The Proper Way to Think about “Good Guys with Guns”
The recent horror in Texas, the expected responses were quick in coming. From a county sheriff in Florida we get:
“The only thing that stops a bad guy with a gun, is a good guy with a gun,” Polk County Sheriff Grady Judd tweeted on Monday. “We do active shooter training.”
Even some citizens in Sutherland Springs echoed the same feelings, wondering what would have happened if church members had been armed. This, of course, is pure NRA-speak. But, in a more analytic vein, how might be best think about “good guys with guns.”
First, we need to recognize that in our society (over 300 million firearms in 116 million households) guns are not restricted to good guys. So, let’s think about the effects, that we know of, about increasing the density of firearms in our society.
So, someone reads about the Sutherland tragedy and buys a gun. Let’s say that s/he is now prepared to stop a mass casualty event involving a firearm.
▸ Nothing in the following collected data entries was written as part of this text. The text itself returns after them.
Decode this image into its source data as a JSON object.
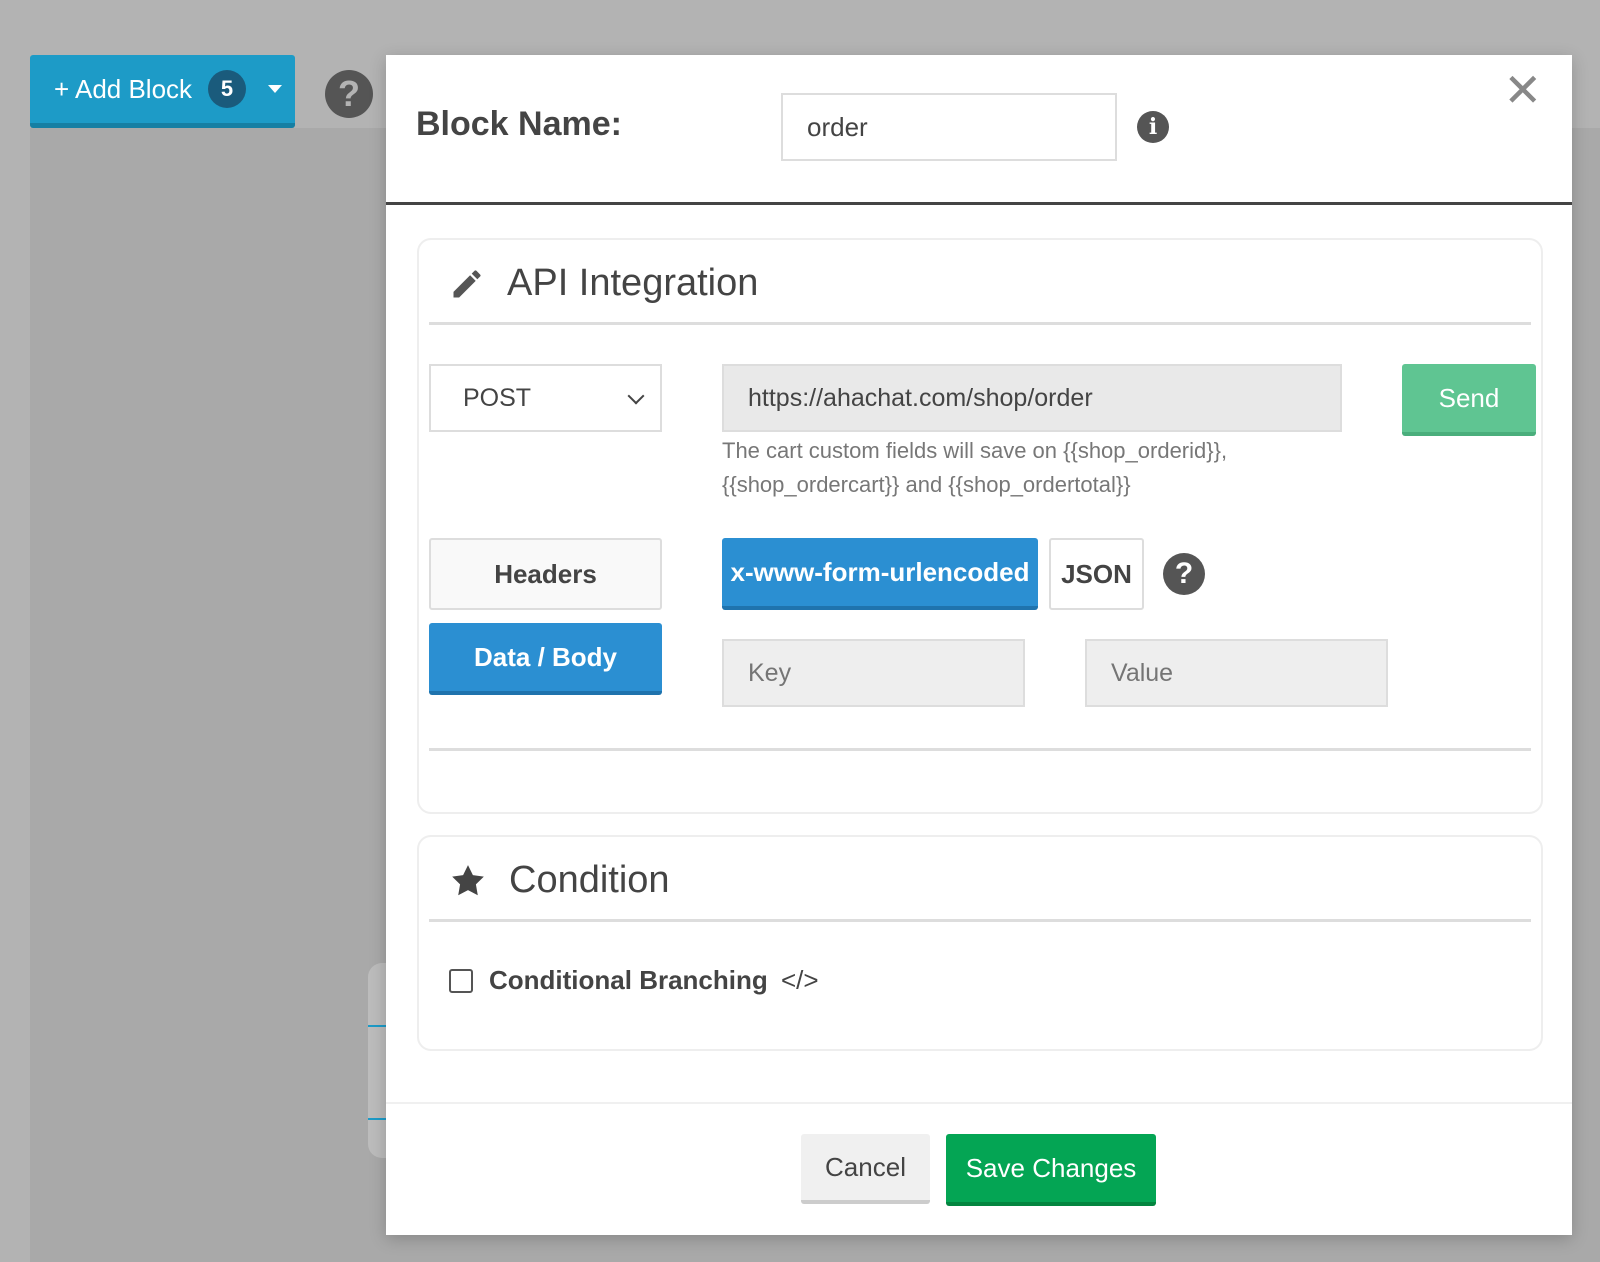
{
  "background": {
    "add_block_label": "+ Add Block",
    "add_block_count": "5",
    "help_glyph": "?"
  },
  "modal": {
    "block_name_label": "Block Name:",
    "block_name_value": "order",
    "info_glyph": "i",
    "close_glyph": "✕"
  },
  "api": {
    "title": "API Integration",
    "method": "POST",
    "url": "https://ahachat.com/shop/order",
    "send_label": "Send",
    "hint": "The cart custom fields will save on {{shop_orderid}}, {{shop_ordercart}} and {{shop_ordertotal}}",
    "headers_label": "Headers",
    "data_body_label": "Data / Body",
    "encoding_urlencoded_label": "x-www-form-urlencoded",
    "encoding_json_label": "JSON",
    "help_glyph": "?",
    "key_placeholder": "Key",
    "value_placeholder": "Value"
  },
  "condition": {
    "title": "Condition",
    "checkbox_label": "Conditional Branching",
    "code_glyph": "</>"
  },
  "footer": {
    "cancel_label": "Cancel",
    "save_label": "Save Changes"
  },
  "colors": {
    "primary_blue": "#2b8fd2",
    "send_green": "#5fc592",
    "save_green": "#04a554",
    "add_block_blue": "#1d9bc7"
  },
  "icons": {
    "api_section": "pencil-icon",
    "condition_section": "star-icon",
    "close": "close-icon",
    "info": "info-icon",
    "help": "question-circle-icon"
  }
}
Let’s assume the mass casualty event s/he stops is equivalent to the Texas tragedy: 26 died, 20 injured.
While s/he waits for that mass casualty event to happen, armed Americans will go about their daily business. On each day that he waits, 87 people in the USA will die due to gun violence (33 of them will be murdered). On each of those days, 183 Americans will be shot, but they will survive their firearm-inflicted injury (38 of these will be children or teens). (1)
As best I can tell, in 2016 the USA had seven mass casualty events that involved ten or more persons killed or injured. (2) So basically, we had one such event every 52 days. Let’s assume that data hold for 2017. During the 51 days that good guy waited for his or her time to act, 4,337 Americans will have died from a gunshot wound; 1,683 persons would have been murdered. Also, 9,333 persons would have been shot but survived.
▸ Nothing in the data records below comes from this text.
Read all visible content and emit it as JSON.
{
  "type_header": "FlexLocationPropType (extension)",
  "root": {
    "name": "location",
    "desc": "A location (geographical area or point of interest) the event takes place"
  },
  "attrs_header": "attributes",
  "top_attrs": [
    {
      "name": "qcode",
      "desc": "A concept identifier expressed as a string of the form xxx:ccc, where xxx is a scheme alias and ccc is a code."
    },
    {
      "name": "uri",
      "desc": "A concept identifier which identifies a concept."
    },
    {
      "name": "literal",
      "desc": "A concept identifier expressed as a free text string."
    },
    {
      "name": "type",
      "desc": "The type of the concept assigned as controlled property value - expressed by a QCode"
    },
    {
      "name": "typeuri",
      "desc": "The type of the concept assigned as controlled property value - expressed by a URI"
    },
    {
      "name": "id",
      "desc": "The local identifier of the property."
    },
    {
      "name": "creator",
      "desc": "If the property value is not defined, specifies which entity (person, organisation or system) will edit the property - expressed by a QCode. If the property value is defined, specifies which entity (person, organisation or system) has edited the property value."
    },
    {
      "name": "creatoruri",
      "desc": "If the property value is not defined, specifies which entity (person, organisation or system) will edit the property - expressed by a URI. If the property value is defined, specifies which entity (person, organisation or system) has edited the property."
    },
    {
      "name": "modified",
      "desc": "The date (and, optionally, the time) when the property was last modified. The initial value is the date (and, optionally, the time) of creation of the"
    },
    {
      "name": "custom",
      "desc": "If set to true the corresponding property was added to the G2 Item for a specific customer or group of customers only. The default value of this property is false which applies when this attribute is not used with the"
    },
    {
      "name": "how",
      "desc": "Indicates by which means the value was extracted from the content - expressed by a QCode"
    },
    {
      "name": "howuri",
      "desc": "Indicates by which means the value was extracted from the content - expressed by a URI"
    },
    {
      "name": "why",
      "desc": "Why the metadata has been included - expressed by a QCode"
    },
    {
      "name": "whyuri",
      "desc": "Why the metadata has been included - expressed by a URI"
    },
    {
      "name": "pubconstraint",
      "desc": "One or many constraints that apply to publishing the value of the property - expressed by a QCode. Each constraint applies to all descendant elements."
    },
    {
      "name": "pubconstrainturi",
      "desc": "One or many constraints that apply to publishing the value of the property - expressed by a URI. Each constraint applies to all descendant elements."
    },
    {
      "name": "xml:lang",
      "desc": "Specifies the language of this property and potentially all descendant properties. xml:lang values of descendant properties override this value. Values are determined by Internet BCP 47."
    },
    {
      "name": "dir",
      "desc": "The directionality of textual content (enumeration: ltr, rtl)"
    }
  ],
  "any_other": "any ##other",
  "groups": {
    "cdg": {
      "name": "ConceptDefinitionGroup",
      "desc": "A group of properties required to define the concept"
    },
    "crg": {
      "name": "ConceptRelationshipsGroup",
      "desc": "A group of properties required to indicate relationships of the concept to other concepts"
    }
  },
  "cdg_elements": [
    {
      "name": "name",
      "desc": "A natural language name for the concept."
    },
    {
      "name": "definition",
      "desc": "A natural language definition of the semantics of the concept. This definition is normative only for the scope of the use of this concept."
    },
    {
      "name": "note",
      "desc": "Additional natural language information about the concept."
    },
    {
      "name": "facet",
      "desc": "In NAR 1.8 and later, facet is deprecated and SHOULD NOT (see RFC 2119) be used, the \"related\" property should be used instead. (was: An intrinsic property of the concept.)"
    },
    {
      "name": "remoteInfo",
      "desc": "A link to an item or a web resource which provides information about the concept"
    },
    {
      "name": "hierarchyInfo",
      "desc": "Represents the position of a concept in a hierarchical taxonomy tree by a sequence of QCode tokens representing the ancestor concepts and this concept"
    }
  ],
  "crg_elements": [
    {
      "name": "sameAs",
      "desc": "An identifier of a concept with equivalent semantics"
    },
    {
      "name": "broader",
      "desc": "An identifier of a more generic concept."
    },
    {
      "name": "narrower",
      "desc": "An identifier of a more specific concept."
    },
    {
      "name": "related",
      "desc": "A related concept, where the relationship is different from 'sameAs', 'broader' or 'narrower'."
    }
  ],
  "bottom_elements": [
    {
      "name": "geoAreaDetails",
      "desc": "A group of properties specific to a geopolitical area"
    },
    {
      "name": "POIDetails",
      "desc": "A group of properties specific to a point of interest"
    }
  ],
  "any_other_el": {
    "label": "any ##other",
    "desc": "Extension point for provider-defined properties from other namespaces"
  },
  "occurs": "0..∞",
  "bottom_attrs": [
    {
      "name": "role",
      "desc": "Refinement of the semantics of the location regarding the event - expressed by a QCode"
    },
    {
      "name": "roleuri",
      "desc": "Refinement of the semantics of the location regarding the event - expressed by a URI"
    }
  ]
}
These killing will not be random. They are, more likely, than not, to have been more women than men; often women involved in domestic disputes. They are likely to have been suicides, especially among younger men.
This is not an analysis of the marginal impact of that one person buying a firearm. Instead, it is a more general statement about the nature and magnitude of firearm violence in America.
My insightful spouse, Dr. Catherine Hawes, argues that the only way to reduce this toll and get some sensible firearm safety measures passed (all we can hope for in America), we must adopt NRA tactics. We need some firearm safety organization to organize a large cadre of “single-issue voters,” who will tell elected officials that they can expect its membership to work vigorously against them if they continue their intransigence on firearm safety. If this can generate a few wins in close races, then we can expect to capture some measure of the power of the NRA.
Maybe, all I know is that we need to do something to stop this ever-increasing gyre of death. There seems to be no shocking event that will push the NRA off its filthy, blood-drenched pedestal.